Passons à la critique. Le personnage principal, Lysander Rief, n’est pas franchement crédible. Un peu acteur, un peu poète, espion à ses heures – alors qu’on se demande quelles qualités le désignent pour cet emploi, lui qui ne connaît rien aux intrigues politiques et que la guerre intéresse bien peu. Certes son expérience d’acteur lui a enseigné l’art du déguisement, mais visiblement il n’en a retiré aucun charisme. C’est également un personnage sentimental dont, justement, on ne comprend pas les sentiments : quid de son prétendu blocage psy ? quid de son absence de réaction lorsqu’on lui annonce que sa maîtresse l’accuse de viol.

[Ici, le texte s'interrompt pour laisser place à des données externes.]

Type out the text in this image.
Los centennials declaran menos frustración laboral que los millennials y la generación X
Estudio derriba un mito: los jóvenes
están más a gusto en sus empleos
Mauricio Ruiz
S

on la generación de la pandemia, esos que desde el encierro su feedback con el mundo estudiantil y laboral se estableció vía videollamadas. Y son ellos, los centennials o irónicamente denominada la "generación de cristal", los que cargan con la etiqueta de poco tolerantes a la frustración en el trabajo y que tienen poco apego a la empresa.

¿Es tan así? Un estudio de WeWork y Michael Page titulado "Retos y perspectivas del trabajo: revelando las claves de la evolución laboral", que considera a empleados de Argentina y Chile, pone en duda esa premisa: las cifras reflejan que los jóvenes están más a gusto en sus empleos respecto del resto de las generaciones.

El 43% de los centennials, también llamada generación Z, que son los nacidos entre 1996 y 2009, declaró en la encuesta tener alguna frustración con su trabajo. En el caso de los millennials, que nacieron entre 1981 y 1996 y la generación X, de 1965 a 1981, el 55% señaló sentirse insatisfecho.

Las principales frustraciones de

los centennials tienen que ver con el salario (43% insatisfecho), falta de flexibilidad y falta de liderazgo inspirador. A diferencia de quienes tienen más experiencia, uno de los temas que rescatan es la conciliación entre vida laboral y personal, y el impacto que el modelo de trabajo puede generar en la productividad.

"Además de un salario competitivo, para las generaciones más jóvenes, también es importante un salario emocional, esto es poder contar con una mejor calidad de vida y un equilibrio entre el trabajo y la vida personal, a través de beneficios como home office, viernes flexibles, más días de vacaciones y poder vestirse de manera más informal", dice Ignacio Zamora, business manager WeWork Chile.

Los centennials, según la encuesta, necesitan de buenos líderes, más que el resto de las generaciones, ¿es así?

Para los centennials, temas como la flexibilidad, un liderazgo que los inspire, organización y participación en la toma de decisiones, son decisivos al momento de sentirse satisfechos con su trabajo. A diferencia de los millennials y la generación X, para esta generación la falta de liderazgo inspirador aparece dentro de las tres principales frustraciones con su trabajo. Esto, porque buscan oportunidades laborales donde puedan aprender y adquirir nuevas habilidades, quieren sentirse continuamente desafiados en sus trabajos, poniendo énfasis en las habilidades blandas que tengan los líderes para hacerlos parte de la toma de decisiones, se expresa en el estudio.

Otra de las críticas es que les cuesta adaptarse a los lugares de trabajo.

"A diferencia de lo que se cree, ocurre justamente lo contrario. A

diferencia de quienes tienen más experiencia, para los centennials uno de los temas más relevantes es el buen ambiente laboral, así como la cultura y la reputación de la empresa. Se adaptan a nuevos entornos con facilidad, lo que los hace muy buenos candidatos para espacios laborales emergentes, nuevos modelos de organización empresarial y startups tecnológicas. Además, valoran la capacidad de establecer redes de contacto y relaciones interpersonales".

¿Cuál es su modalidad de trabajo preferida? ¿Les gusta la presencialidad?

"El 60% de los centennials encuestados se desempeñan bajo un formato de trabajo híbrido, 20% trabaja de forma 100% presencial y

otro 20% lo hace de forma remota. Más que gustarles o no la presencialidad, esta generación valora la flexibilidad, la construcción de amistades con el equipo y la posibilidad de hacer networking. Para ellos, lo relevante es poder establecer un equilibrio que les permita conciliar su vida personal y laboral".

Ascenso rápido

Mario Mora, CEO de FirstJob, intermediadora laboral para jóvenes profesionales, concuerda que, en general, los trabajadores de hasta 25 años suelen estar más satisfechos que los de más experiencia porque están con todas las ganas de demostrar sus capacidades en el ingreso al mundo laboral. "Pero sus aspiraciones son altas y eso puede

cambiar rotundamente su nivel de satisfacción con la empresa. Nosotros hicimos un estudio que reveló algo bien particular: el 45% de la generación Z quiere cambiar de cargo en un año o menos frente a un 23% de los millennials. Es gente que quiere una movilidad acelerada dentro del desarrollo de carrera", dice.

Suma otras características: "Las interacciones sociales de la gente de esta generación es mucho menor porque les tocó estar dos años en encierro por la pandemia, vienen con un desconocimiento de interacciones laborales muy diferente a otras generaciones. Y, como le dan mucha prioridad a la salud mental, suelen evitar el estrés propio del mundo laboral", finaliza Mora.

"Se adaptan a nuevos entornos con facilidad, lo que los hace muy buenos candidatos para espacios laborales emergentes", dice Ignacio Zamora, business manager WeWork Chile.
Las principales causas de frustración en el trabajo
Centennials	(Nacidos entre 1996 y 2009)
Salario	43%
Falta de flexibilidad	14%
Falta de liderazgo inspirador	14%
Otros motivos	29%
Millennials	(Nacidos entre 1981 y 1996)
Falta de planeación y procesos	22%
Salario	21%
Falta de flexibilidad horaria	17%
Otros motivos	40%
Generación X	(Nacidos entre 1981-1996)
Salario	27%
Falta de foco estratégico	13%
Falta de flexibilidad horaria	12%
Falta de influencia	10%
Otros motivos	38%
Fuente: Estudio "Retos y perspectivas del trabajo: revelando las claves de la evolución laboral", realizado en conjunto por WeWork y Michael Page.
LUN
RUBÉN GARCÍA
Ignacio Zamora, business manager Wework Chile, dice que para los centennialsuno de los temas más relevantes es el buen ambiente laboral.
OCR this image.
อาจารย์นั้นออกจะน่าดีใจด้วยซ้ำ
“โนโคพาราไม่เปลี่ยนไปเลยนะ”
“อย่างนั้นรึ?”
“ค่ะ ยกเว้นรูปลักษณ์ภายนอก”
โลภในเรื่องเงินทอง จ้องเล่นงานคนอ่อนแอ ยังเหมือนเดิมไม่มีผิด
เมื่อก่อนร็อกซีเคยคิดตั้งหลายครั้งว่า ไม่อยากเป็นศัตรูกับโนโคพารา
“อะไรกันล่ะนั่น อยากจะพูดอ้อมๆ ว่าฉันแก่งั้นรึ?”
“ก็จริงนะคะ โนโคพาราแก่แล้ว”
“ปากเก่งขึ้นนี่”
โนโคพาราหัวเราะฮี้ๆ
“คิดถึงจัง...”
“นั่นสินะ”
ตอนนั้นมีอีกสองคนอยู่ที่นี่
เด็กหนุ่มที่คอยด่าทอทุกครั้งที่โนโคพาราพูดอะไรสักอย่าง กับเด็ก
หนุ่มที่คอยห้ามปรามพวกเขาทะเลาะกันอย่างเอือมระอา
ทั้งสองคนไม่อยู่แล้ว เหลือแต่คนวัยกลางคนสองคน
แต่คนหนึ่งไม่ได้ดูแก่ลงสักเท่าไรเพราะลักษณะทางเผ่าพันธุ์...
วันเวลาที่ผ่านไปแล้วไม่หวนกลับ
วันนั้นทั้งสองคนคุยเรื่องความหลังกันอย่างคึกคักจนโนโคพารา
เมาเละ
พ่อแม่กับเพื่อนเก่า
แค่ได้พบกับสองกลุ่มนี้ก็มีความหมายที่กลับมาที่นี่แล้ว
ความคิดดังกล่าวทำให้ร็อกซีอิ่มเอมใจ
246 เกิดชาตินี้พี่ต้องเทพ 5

D’autre part, le principe problème de L’attente de l’aube est que l’auteur n’a pas réussi à décider quel genre de roman il voulait écrire. Un roman d’espionnage ? Mais dans ce cas à quoi sert toute la première partie, qui se déroule à Vienne et nous parle d’amour et de psychanalyse, nous fait rencontrer Freud et nous raconte par le menu la vie dans cette ville à l’aube de la première guerre mondiale ? Un roman d’amour ? Pourtant Boyd a vite fait d’enterrer l’histoire d’amour principale du roman qui tenait la vedette dans la première partie. A vouloir courir plusieurs lièvres, l’auteur finit par n’en lever aucun et laisse son lecteur perplexe et frustré.
Boyd ouvre trop de pistes qu’il laisse inachevées : à quoi bon la psychanalyse de Rief, puisque son problème n’apporte rien à l’intrigue et n’est plus jamais évoqué par la suite ? A quoi bon le passage dans les tranchées de France, puisque cela ne fait pas avancer le texte d’un iota ? A quoi bon la relation avec Blanche, puisqu’elle n’a aucune consistance et aucun rôle dans l’histoire ? Finalement, L’attente de l’aube pourrait se définir ainsi : une histoire à culs de sac.